Closing out that fleeting period genre known as the 1980′s teen romance (and fittingly set partly after high school graduation), SAY ANYTHING captured the best of films like SIXTEEN CANDLES, PRETTY IN PINK and SOME KIND OF WONDERFUL while flatly declaring that it was time to grow up. It also cemented John Cusack’s status as a heartthrob for the ladies and a hero to underachieving young guys (oops, “men”). Cameron Crowe had previously written FAST TIMES AT RIDGEMONT HIGH, now considered something of a classic in its own right for its originally unrecognized complexity, and SAY ANYTHING marked his directorial debut.
ROBERT REDFORD PRESENTS
An insightful introduction into a diverse array of thought provoking films brought to you by the man who made it all possible… Mr. Robert Redford presents…
Working as a counterpart to SAY ANYTHING, Lena Dunham’s award-winning feature about that lost period just after college graduation makes it clear that there’s still one more level left to conquer before throwing yourself head-first into this thing we call “real life”. She not only directs but also stars as Aura, a recent grad with a degree in film theory who’s forced to return home and work in a restaurant while she figures out her future. (Hey, she can always apply for a job at Sundance Channel.)
Every week, watch a different award winning film from festivals around the globe.

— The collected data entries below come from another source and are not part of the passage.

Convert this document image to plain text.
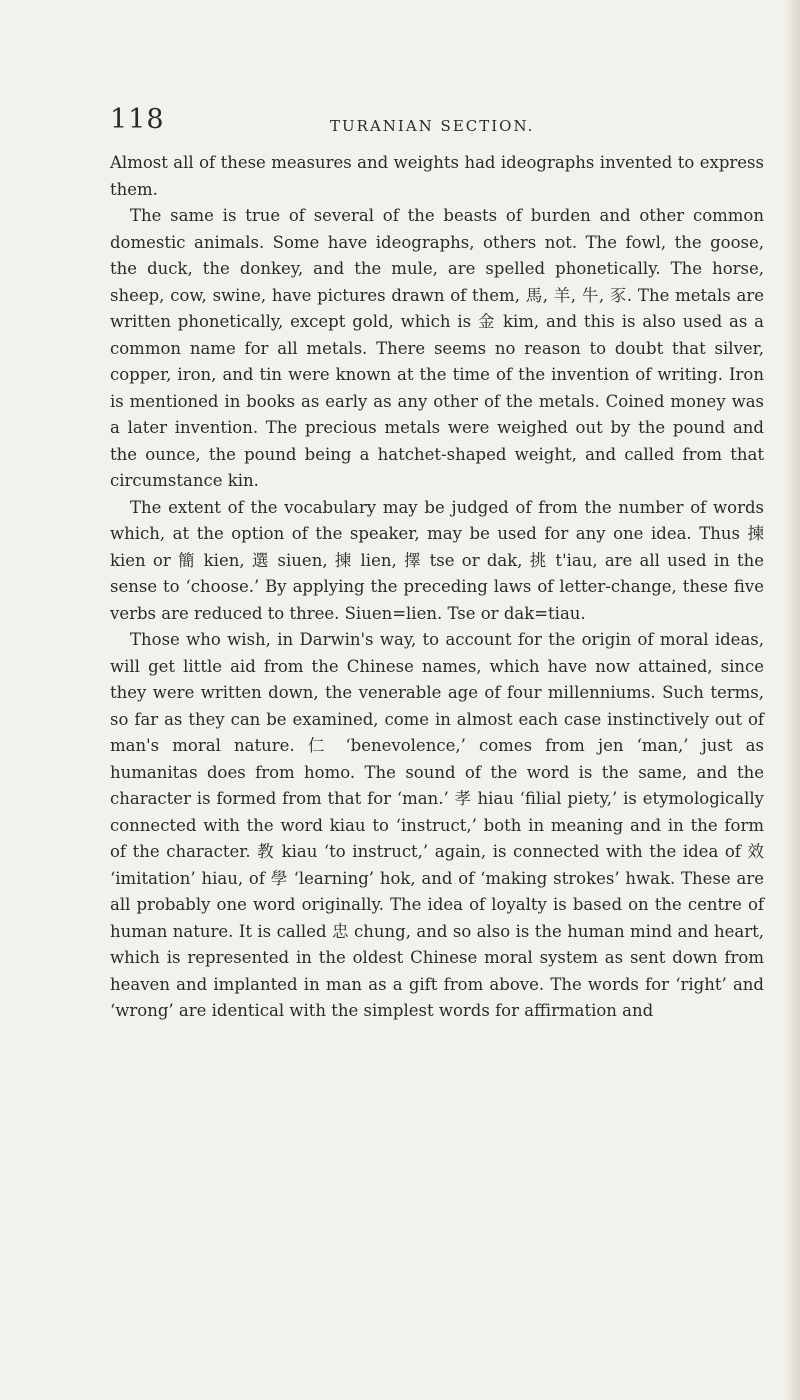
118	TURANIAN SECTION.

Almost all of these measures and weights had ideographs invented to express them.

The same is true of several of the beasts of burden and other common domestic animals. Some have ideographs, others not. The fowl, the goose, the duck, the donkey, and the mule, are spelled phonetically. The horse, sheep, cow, swine, have pictures drawn of them, 馬, 羊, 牛, 豕. The metals are written phonetically, except gold, which is 金 kim, and this is also used as a common name for all metals. There seems no reason to doubt that silver, copper, iron, and tin were known at the time of the invention of writing. Iron is mentioned in books as early as any other of the metals. Coined money was a later invention. The precious metals were weighed out by the pound and the ounce, the pound being a hatchet-shaped weight, and called from that circumstance kin.

The extent of the vocabulary may be judged of from the number of words which, at the option of the speaker, may be used for any one idea. Thus 揀 kien or 簡 kien, 選 siuen, 揀 lien, 擇 tse or dak, 挑 t'iau, are all used in the sense to ‘choose.’ By applying the preceding laws of letter-change, these five verbs are reduced to three. Siuen=lien. Tse or dak=tiau.

Those who wish, in Darwin's way, to account for the origin of moral ideas, will get little aid from the Chinese names, which have now attained, since they were written down, the venerable age of four millenniums. Such terms, so far as they can be examined, come in almost each case instinctively out of man's moral nature. 仁 ‘benevolence,’ comes from jen ‘man,’ just as humanitas does from homo. The sound of the word is the same, and the character is formed from that for ‘man.’ 孝 hiau ‘filial piety,’ is etymologically connected with the word kiau to ‘instruct,’ both in meaning and in the form of the character. 教 kiau ‘to instruct,’ again, is connected with the idea of 效 ‘imitation’ hiau, of 學 ‘learning’ hok, and of ‘making strokes’ hwak. These are all probably one word originally. The idea of loyalty is based on the centre of human nature. It is called 忠 chung, and so also is the human mind and heart, which is represented in the oldest Chinese moral system as sent down from heaven and implanted in man as a gift from above. The words for ‘right’ and ‘wrong’ are identical with the simplest words for affirmation and
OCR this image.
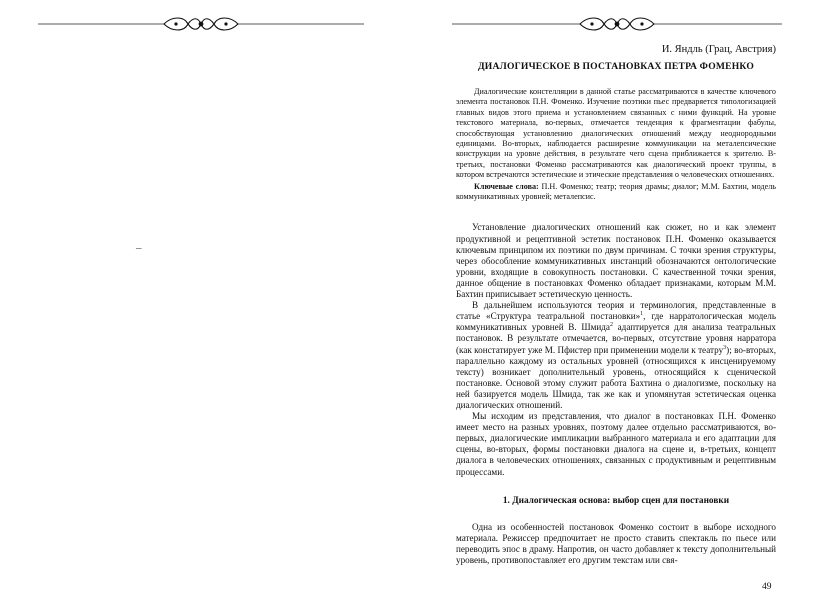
_
И. Яндль (Грац, Австрия)
ДИАЛОГИЧЕСКОЕ В ПОСТАНОВКАХ ПЕТРА ФОМЕНКО

Диалогические констелляции в данной статье рассматриваются в качестве ключевого элемента постановок П.Н. Фоменко. Изучение поэтики пьес предваряется типологизацией главных видов этого приема и установлением связанных с ними функций. На уровне текстового материала, во-первых, отмечается тенденция к фрагментации фабулы, способствующая установлению диалогических отношений между неоднородными единицами. Во-вторых, наблюдается расширение коммуникации на металепсические конструкции на уровне действия, в результате чего сцена приближается к зрителю. В-третьих, постановки Фоменко рассматриваются как диалогический проект труппы, в котором встречаются эстетические и этические представления о человеческих отношениях.

Ключевые слова: П.Н. Фоменко; театр; теория драмы; диалог; М.М. Бахтин, модель коммуникативных уровней; металепсис.

Установление диалогических отношений как сюжет, но и как элемент продуктивной и рецептивной эстетик постановок П.Н. Фоменко оказывается ключевым принципом их поэтики по двум причинам. С точки зрения структуры, через обособление коммуникативных инстанций обозначаются онтологические уровни, входящие в совокупность постановки. С качественной точки зрения, данное общение в постановках Фоменко обладает признаками, которым М.М. Бахтин приписывает эстетическую ценность.

В дальнейшем используются теория и терминология, представленные в статье «Структура театральной постановки»$^1$, где нарратологическая модель коммуникативных уровней В. Шмида$^2$ адаптируется для анализа театральных постановок. В результате отмечается, во-первых, отсутствие уровня нарратора (как констатирует уже М. Пфистер при применении модели к театру$^3$); во-вторых, параллельно каждому из остальных уровней (относящихся к инсценируемому тексту) возникает дополнительный уровень, относящийся к сценической постановке. Основой этому служит работа Бахтина о диалогизме, поскольку на ней базируется модель Шмида, так же как и упомянутая эстетическая оценка диалогических отношений.

Мы исходим из представления, что диалог в постановках П.Н. Фоменко имеет место на разных уровнях, поэтому далее отдельно рассматриваются, во-первых, диалогические импликации выбранного материала и его адаптации для сцены, во-вторых, формы постановки диалога на сцене и, в-третьих, концепт диалога в человеческих отношениях, связанных с продуктивным и рецептивным процессами.

1. Диалогическая основа: выбор сцен для постановки

Одна из особенностей постановок Фоменко состоит в выборе исходного материала. Режиссер предпочитает не просто ставить спектакль по пьесе или переводить эпос в драму. Напротив, он часто добавляет к тексту дополнительный уровень, противопоставляет его другим текстам или свя-

49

A series of contemporary hits and timeless masterpieces.
Jennifer Jason-Leigh and Alan Cumming crafted this dramedy about a creative couple trying to reconcile despite tensions caused by their intertwining occupations (he’s about to direct a film based on her; she’s an actress he decided not to cast in the role). Taking place over one night, the film introduces characters as party guests, cluing the audience in through dialogue to the rich relationships at work – relationships that are slowly but violently pulled apart as the evening wears on and the drugs and alcohol begin to cloud the guests’ judgment.
Turn off the lights and lock the front door every Thursday at 10p as Sundance Channel brings you a unique thriller from genres across the board.
Stephen King adaptations can sometimes be hit or miss, but THE DEAD ZONE was clearly the former. A thoroughly creepy Christopher Walken leads a great cast as John Smith, a man who becomes cursed with the ability to see into other peoples’ lives – including their futures – after awakening from a coma. Just touch his hand and he’ll go all FINAL DESTINATION on you. Unfortunately for Johnny, these visions aren’t of the mundane but rather act as a warning for some future cataclysmic event, culminating when Johnny meets a young presidential candidate and sees a future apocalypse. Is Johnny really seeing the future, or is he just a nut? Tom Skerrit and Martin Sheen co-star.
A night of uncut, uncensored, boundary-pushing fare sure to earn its TV-MA.
The first film ever to receive an NC-17 rating tells the sexxxy story of Henry Miller, his wife June and Anais Nin, a bored and also-married Parisian woman who edges in on both Henry and June (separately) after they move to the city. As liberal yet tortured in their own relationship as they are, Henry & June end up having their own individual affairs with Nin, creating a love triangle that threatens the stability of everybody’s relationship with everybody else. Can’t we all just get along? Fred Ward, Uma Thurman and Maria de Medeiros star.